I have learned a great deal about data mining since coming to USF. My first semester at USF, I took Dr. Norbert Elliot’s class on empirical research. Prior to this class, I had zero knowledge on this topic. I quickly learned the definition of a corpus and how to use tools such as SPSS, NGram analyzer, Atlas.ti, Voyant, RandLex, etc. My project in that class ran a corpus of cover letters (in MyR) through different tools to see if I could figure out what words or phrases signaled ethical stance.
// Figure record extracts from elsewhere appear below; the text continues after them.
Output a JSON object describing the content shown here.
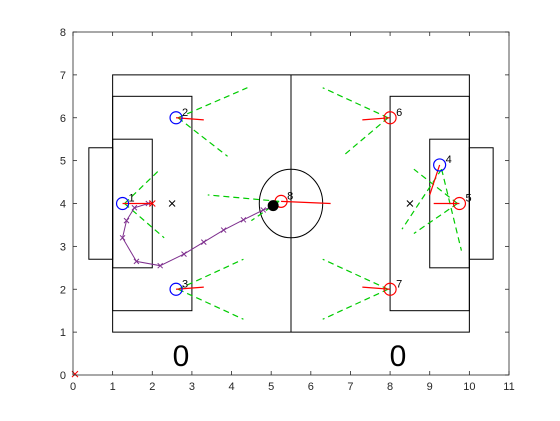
{
  "chart_data": {
    "type": "scatter",
    "title": "",
    "xlabel": "",
    "ylabel": "",
    "xlim": [
      0,
      11
    ],
    "ylim": [
      0,
      8
    ],
    "xticks": [
      "0",
      "1",
      "2",
      "3",
      "4",
      "5",
      "6",
      "7",
      "8",
      "9",
      "10",
      "11"
    ],
    "yticks": [
      "0",
      "1",
      "2",
      "3",
      "4",
      "5",
      "6",
      "7",
      "8"
    ],
    "grid": false,
    "scores": {
      "left": "0",
      "right": "0"
    },
    "colors": {
      "blue_team": "#0000ff",
      "red_team": "#ff0000",
      "vision": "#00cc00",
      "path": "#7e2f8e",
      "heading": "#ff0000",
      "ball": "#000000"
    },
    "pitch": {
      "boundary": {
        "x": [
          1,
          10
        ],
        "y": [
          1,
          7
        ]
      },
      "center_line_x": 5.5,
      "center_circle": {
        "x": 5.5,
        "y": 4,
        "r": 0.8
      },
      "left_penalty_box": {
        "x": [
          1,
          3
        ],
        "y": [
          1.5,
          6.5
        ]
      },
      "right_penalty_box": {
        "x": [
          8,
          10
        ],
        "y": [
          1.5,
          6.5
        ]
      },
      "left_goal_box": {
        "x": [
          1,
          2
        ],
        "y": [
          2.5,
          5.5
        ]
      },
      "right_goal_box": {
        "x": [
          9,
          10
        ],
        "y": [
          2.5,
          5.5
        ]
      },
      "left_goal": {
        "x": [
          0.4,
          1
        ],
        "y": [
          2.7,
          5.3
        ]
      },
      "right_goal": {
        "x": [
          10,
          10.6
        ],
        "y": [
          2.7,
          5.3
        ]
      },
      "penalty_marks": [
        {
          "x": 2.5,
          "y": 4
        },
        {
          "x": 8.5,
          "y": 4
        }
      ]
    },
    "players": [
      {
        "label": "1",
        "team": "blue",
        "x": 1.25,
        "y": 4.0,
        "heading": [
          2.0,
          4.0
        ],
        "vision": [
          [
            1.3,
            4.0,
            2.2,
            4.8
          ],
          [
            1.3,
            4.0,
            2.3,
            3.2
          ]
        ]
      },
      {
        "label": "2",
        "team": "blue",
        "x": 2.6,
        "y": 6.0,
        "heading": [
          3.3,
          5.95
        ],
        "vision": [
          [
            2.65,
            6.0,
            4.4,
            6.7
          ],
          [
            2.65,
            6.0,
            3.9,
            5.1
          ]
        ]
      },
      {
        "label": "3",
        "team": "blue",
        "x": 2.6,
        "y": 2.0,
        "heading": [
          3.3,
          2.05
        ],
        "vision": [
          [
            2.65,
            2.0,
            4.3,
            2.7
          ],
          [
            2.65,
            2.0,
            4.3,
            1.3
          ]
        ]
      },
      {
        "label": "4",
        "team": "blue",
        "x": 9.25,
        "y": 4.9,
        "heading": [
          9.0,
          4.2
        ],
        "vision": [
          [
            9.3,
            4.8,
            8.3,
            3.4
          ],
          [
            9.3,
            4.8,
            9.8,
            2.9
          ]
        ]
      },
      {
        "label": "5",
        "team": "red",
        "x": 9.75,
        "y": 4.0,
        "heading": [
          9.1,
          4.0
        ],
        "vision": [
          [
            9.7,
            4.0,
            8.6,
            3.3
          ],
          [
            9.7,
            4.0,
            8.6,
            4.8
          ]
        ]
      },
      {
        "label": "6",
        "team": "red",
        "x": 8.0,
        "y": 6.0,
        "heading": [
          7.3,
          5.95
        ],
        "vision": [
          [
            7.95,
            6.0,
            6.3,
            6.7
          ],
          [
            7.95,
            6.0,
            6.8,
            5.1
          ]
        ]
      },
      {
        "label": "7",
        "team": "red",
        "x": 8.0,
        "y": 2.0,
        "heading": [
          7.3,
          2.05
        ],
        "vision": [
          [
            7.95,
            2.0,
            6.3,
            2.7
          ],
          [
            7.95,
            2.0,
            6.3,
            1.3
          ]
        ]
      },
      {
        "label": "8",
        "team": "red",
        "x": 5.25,
        "y": 4.05,
        "heading": [
          6.5,
          4.0
        ],
        "vision": [
          [
            5.2,
            4.05,
            3.4,
            4.2
          ],
          [
            5.2,
            4.05,
            4.5,
            3.6
          ]
        ]
      }
    ],
    "ball": {
      "x": 5.05,
      "y": 3.95
    },
    "path": {
      "x": [
        5.1,
        4.8,
        4.3,
        3.8,
        3.3,
        2.8,
        2.2,
        1.6,
        1.25,
        1.35,
        1.55,
        1.9
      ],
      "y": [
        3.95,
        3.85,
        3.62,
        3.38,
        3.1,
        2.82,
        2.55,
        2.65,
        3.2,
        3.6,
        3.9,
        4.0
      ]
    },
    "x_markers": [
      {
        "x": 2.0,
        "y": 4.0,
        "color": "#ff0000"
      },
      {
        "x": 2.5,
        "y": 4.0,
        "color": "#000000"
      },
      {
        "x": 8.5,
        "y": 4.0,
        "color": "#000000"
      },
      {
        "x": 0.05,
        "y": 0.02,
        "color": "#ff0000"
      }
    ]
  }
}
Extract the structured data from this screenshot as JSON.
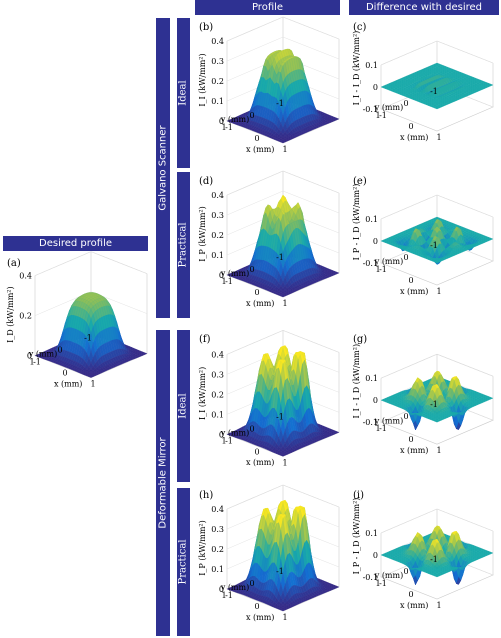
{
  "headers": {
    "desired": "Desired profile",
    "profile": "Profile",
    "difference": "Difference with desired"
  },
  "groups": {
    "galvano": "Galvano Scanner",
    "deformable": "Deformable Mirror"
  },
  "rows": {
    "ideal": "Ideal",
    "practical": "Practical"
  },
  "colors": {
    "header_bg": "#2e3192",
    "surface_low": "#3b2a8a",
    "surface_mid": "#21a8a0",
    "surface_high": "#f5e22a"
  },
  "panels": [
    {
      "id": "a",
      "label": "(a)",
      "zlabel": "I_D (kW/mm²)",
      "zticks": [
        "0",
        "0.2",
        "0.4"
      ],
      "type": "profile-plateau",
      "xticks": [
        "-1",
        "0",
        "1"
      ],
      "yticks": [
        "1",
        "0",
        "-1"
      ],
      "xlabel": "x (mm)",
      "ylabel": "y (mm)"
    },
    {
      "id": "b",
      "label": "(b)",
      "zlabel": "I_I (kW/mm²)",
      "zticks": [
        "0",
        "0.1",
        "0.2",
        "0.3",
        "0.4"
      ],
      "type": "profile-ridged",
      "xticks": [
        "-1",
        "0",
        "1"
      ],
      "yticks": [
        "1",
        "0",
        "-1"
      ],
      "xlabel": "x (mm)",
      "ylabel": "y (mm)"
    },
    {
      "id": "c",
      "label": "(c)",
      "zlabel": "I_I - I_D (kW/mm²)",
      "zticks": [
        "-0.1",
        "0",
        "0.1"
      ],
      "type": "diff-small",
      "xticks": [
        "-1",
        "0",
        "1"
      ],
      "yticks": [
        "1",
        "0",
        "-1"
      ],
      "xlabel": "x (mm)",
      "ylabel": "y (mm)"
    },
    {
      "id": "d",
      "label": "(d)",
      "zlabel": "I_P (kW/mm²)",
      "zticks": [
        "0",
        "0.1",
        "0.2",
        "0.3",
        "0.4"
      ],
      "type": "profile-rough",
      "xticks": [
        "-1",
        "0",
        "1"
      ],
      "yticks": [
        "1",
        "0",
        "-1"
      ],
      "xlabel": "x (mm)",
      "ylabel": "y (mm)"
    },
    {
      "id": "e",
      "label": "(e)",
      "zlabel": "I_P - I_D (kW/mm²)",
      "zticks": [
        "-0.1",
        "0",
        "0.1"
      ],
      "type": "diff-medium",
      "xticks": [
        "-1",
        "0",
        "1"
      ],
      "yticks": [
        "1",
        "0",
        "-1"
      ],
      "xlabel": "x (mm)",
      "ylabel": "y (mm)"
    },
    {
      "id": "f",
      "label": "(f)",
      "zlabel": "I_I (kW/mm²)",
      "zticks": [
        "0",
        "0.1",
        "0.2",
        "0.3",
        "0.4"
      ],
      "type": "profile-peaks",
      "xticks": [
        "-1",
        "0",
        "1"
      ],
      "yticks": [
        "1",
        "0",
        "-1"
      ],
      "xlabel": "x (mm)",
      "ylabel": "y (mm)"
    },
    {
      "id": "g",
      "label": "(g)",
      "zlabel": "I_I - I_D (kW/mm²)",
      "zticks": [
        "-0.1",
        "0",
        "0.1"
      ],
      "type": "diff-large",
      "xticks": [
        "-1",
        "0",
        "1"
      ],
      "yticks": [
        "1",
        "0",
        "-1"
      ],
      "xlabel": "x (mm)",
      "ylabel": "y (mm)"
    },
    {
      "id": "h",
      "label": "(h)",
      "zlabel": "I_P (kW/mm²)",
      "zticks": [
        "0",
        "0.1",
        "0.2",
        "0.3",
        "0.4"
      ],
      "type": "profile-peaks",
      "xticks": [
        "-1",
        "0",
        "1"
      ],
      "yticks": [
        "1",
        "0",
        "-1"
      ],
      "xlabel": "x (mm)",
      "ylabel": "y (mm)"
    },
    {
      "id": "i",
      "label": "(i)",
      "zlabel": "I_P - I_D (kW/mm²)",
      "zticks": [
        "-0.1",
        "0",
        "0.1"
      ],
      "type": "diff-large",
      "xticks": [
        "-1",
        "0",
        "1"
      ],
      "yticks": [
        "1",
        "0",
        "-1"
      ],
      "xlabel": "x (mm)",
      "ylabel": "y (mm)"
    }
  ]
}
Background: I was a hiring manager for many years at a publishing company. My best hires were always people that had a good work ethic (typically honest, sincere people), but it was very hard to detect those qualities in application material or even in interviews. Anyone can practice the “right” answer for an interview, so it’s really just a type of performance.
So, my project aimed at detecting if you can find ethical qualities in cover letters. While one semester was hardly enough time to perform the actual analysis, I wound up focusing on the use of hedges and boosters. Did words such as “have” or “believe” signal ethical stance? While my project was interesting, it needed more time. In our readings this week, Sinclair and Rockwell made good points about what to expect from using these types of tools. The authors remind us that the tools “do not procude meaing – we do” (288). They also suggest that we need to try things out to see how one tool can help us explore one aspect, while anohter can do something, and a third may not be useful at all. My project did just that, I got interesting results from a combination of an ngram analyzer and Atlas.ti, but nothing useful from my analysis with RandLex.
And building on Rhody’s piece, I dig because I’m interested in the ways to dedect ethical or historical trends in across a corpoa.